Cuba Special Report: Cardinal O'Malley's visit to Cuba builds on long connection to country

The only American cardinal able to make the journey to Cuba to follow in the footsteps of Pope Benedict XVI during his visit to Cuba March 23-26, Cardinal O'Malley witnessed firsthand the changes in the Catholic Church in that country.

Cardinal O'Malley's history with the Cuban people dates back to his days studying at Capuchin College, in Washington, D.C. It was there he got involved with the Agrupacion Catolica Universitaria (ACU), a Catholic student organization, founded in 1926 in Havana by Father Rey de Castro. The members of the ACU quickly became among his closest friends, and then-Father O'Malley became the Washington-area chaplain of the ACU.

In 1973, when he became director of the Centro Catolico, a Hispanic Catholic center that reached out to impoverished Latinos in the Washington area, he turned to his friends at the ACU for help.

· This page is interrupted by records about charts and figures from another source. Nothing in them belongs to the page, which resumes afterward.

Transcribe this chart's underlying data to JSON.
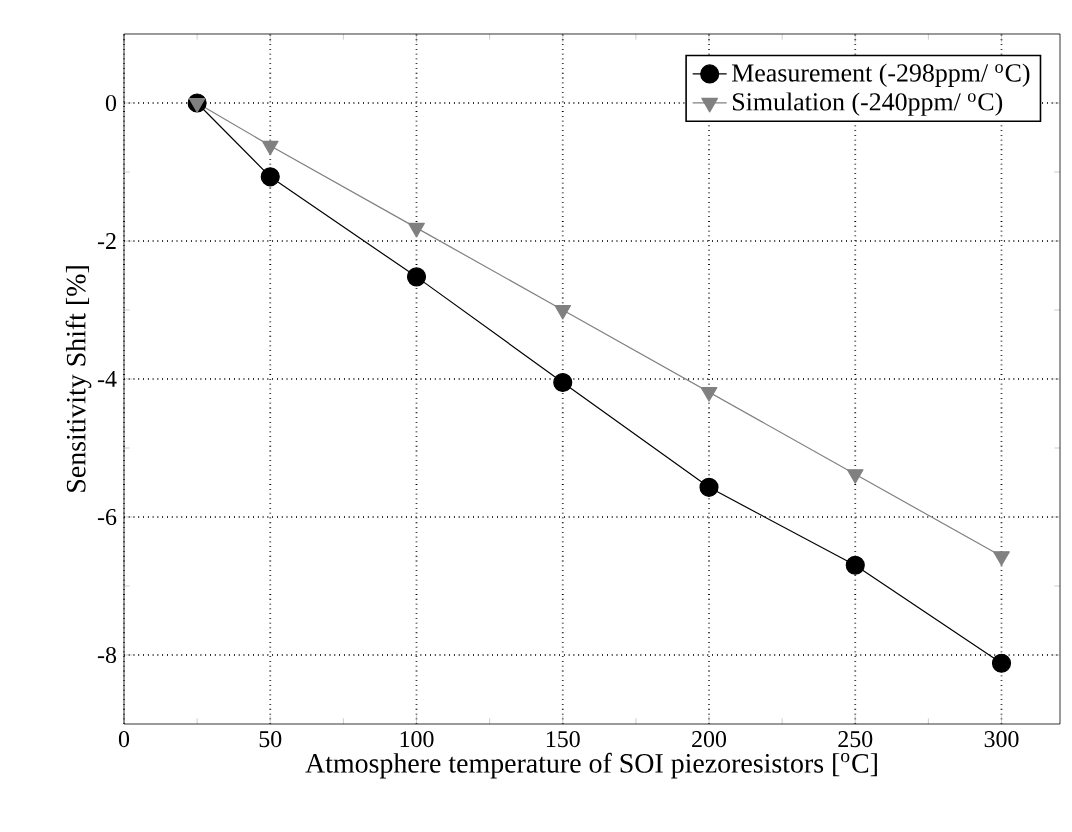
{
  "chart_data": {
    "type": "line",
    "xlabel": "Atmosphere temperature of SOI piezoresistors [$^{o}$C]",
    "ylabel": "Sensitivity Shift [%]",
    "series": [
      {
        "name": "Measurement  (-298ppm/ $^{o}$C)",
        "color": "#000000",
        "marker": "circle",
        "x": [
          25,
          50,
          100,
          150,
          200,
          250,
          300
        ],
        "values": [
          0,
          -1.07,
          -2.52,
          -4.05,
          -5.57,
          -6.7,
          -8.12
        ]
      },
      {
        "name": "Simulation      (-240ppm/ $^{o}$C)",
        "color": "#808080",
        "marker": "triangle",
        "x": [
          25,
          50,
          100,
          150,
          200,
          250,
          300
        ],
        "values": [
          0,
          -0.62,
          -1.81,
          -3.0,
          -4.19,
          -5.38,
          -6.57
        ]
      }
    ],
    "xlim": [
      0,
      320
    ],
    "ylim": [
      -9,
      1
    ],
    "xticks": [
      0,
      50,
      100,
      150,
      200,
      250,
      300
    ],
    "yticks": [
      -8,
      -6,
      -4,
      -2,
      0
    ],
    "grid": true,
    "legend": "top right",
    "line_style": "solid"
  }
}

"They were doctors and dentists, and all other types of professionals, and they came in and helped me in any way they could," he recalled.

In the early 1980s, the cardinal travelled to Cuba for the first time in order to help bring more Capuchins to the island.

"There were only two friars left in the country," he explained, "because during the [Communist] Revolution, [Fidel Castro's men] had arrested all the friars except for these two men who hadn't been in the house when the soldiers came."

For over 20 years, the two friars had continued running all the Capuchin parishes in Cuba, but by the early 1980s, both men were elderly and the order wanted to bring some younger friars to Cuba, he continued.

"The first attempts were unsuccessful, and my task was to find out why," the cardinal explained.

What he found was a Church in ruins.

"The persecution of the Church was very, very severe," he said, noting that only the elderly were allowed to attend Mass regularly.

"Anyone under 70 who tried to practice their faith would be dissuaded by the authorities," he said, adding that "people who wanted to practice their faith jeopardized their chance at getting a job, or going to college."

Practicing Catholics often found that their ration cards, the system used by the Cuban government to allow Cubans to purchase necessities such as food and clothing, had "gone missing," another "powerful tool in manipulating the population," Cardinal O'Malley said.

According to Cardinal O'Malley, only about 2 percent of the Cuban population attended Mass regularly in those times.

All that began to change in 1998, when Pope John Paul II arrived in Cuba, he said.

Then-Bishop O'Malley made the journey to Santiago de Cuba and Havana in 1998 and knew the Church had entered a new reality.

"That was a real turning point in the life of the Church in Cuba," said Cardinal O'Malley.

"After the pope's visit, there was greater freedom to practice one's faith," he said, noting that entire families began to attend Mass together "and they weren't persecuted anymore."

Five years later, in 2003, the cardinal was asked to return to Cuba as the Apostolic Visitator to the two seminaries on the island.

"I found that of the 80 or so seminarians, 90 percent of them were converts who attributed their conversion to [Pope] John Paul II's visit to Cuba," he said.

Last week, when he travelled to Cuba, he found the Church in Cuba stronger than ever.

"I found the Church even more flourishing and on the road to recovery than I had hoped," he said, noting that the social services provided by organizations such as Caritas Cubana are helping to rebuild the Cuban people.

He pointed to an event in 2010, where Havana Cardinal Jaime Ortega was involved in the release of 52 political prisoners in Cuba, as an indicator that the Church has earned the respect of the Cuban government as well.

But the situation is far from perfect, he said.

"The government doesn't give the Church much space in order to expand their ministry," Cardinal O'Malley said.

"Hopefully the Church will be allowed a greater presence in the media -- in Catholic radio, Catholic newspapers, and the like... and will be allowed to have a Church presence in schools and hospitals, something that today they are not allowed to do," he said.

Paraphrasing Pope Benedict XVI's homily in Havana, where the pontiff implored the government to give the Church more freedom, the cardinal said that what the Church is asking for is not "privileges," but the ability to "minister to the people of Cuba."

"I'm presuming the situation [of the Church] will continue to evolve," the cardinal said. "It's not going to remain the way it is."

"I think the Holy Father's presence brought the world's attention to Cuba, which is a good thing because it helps to put pressure on the government to continue to change and to allow greater freedom to the people of Cuba," he said, "which is something we would all like to see."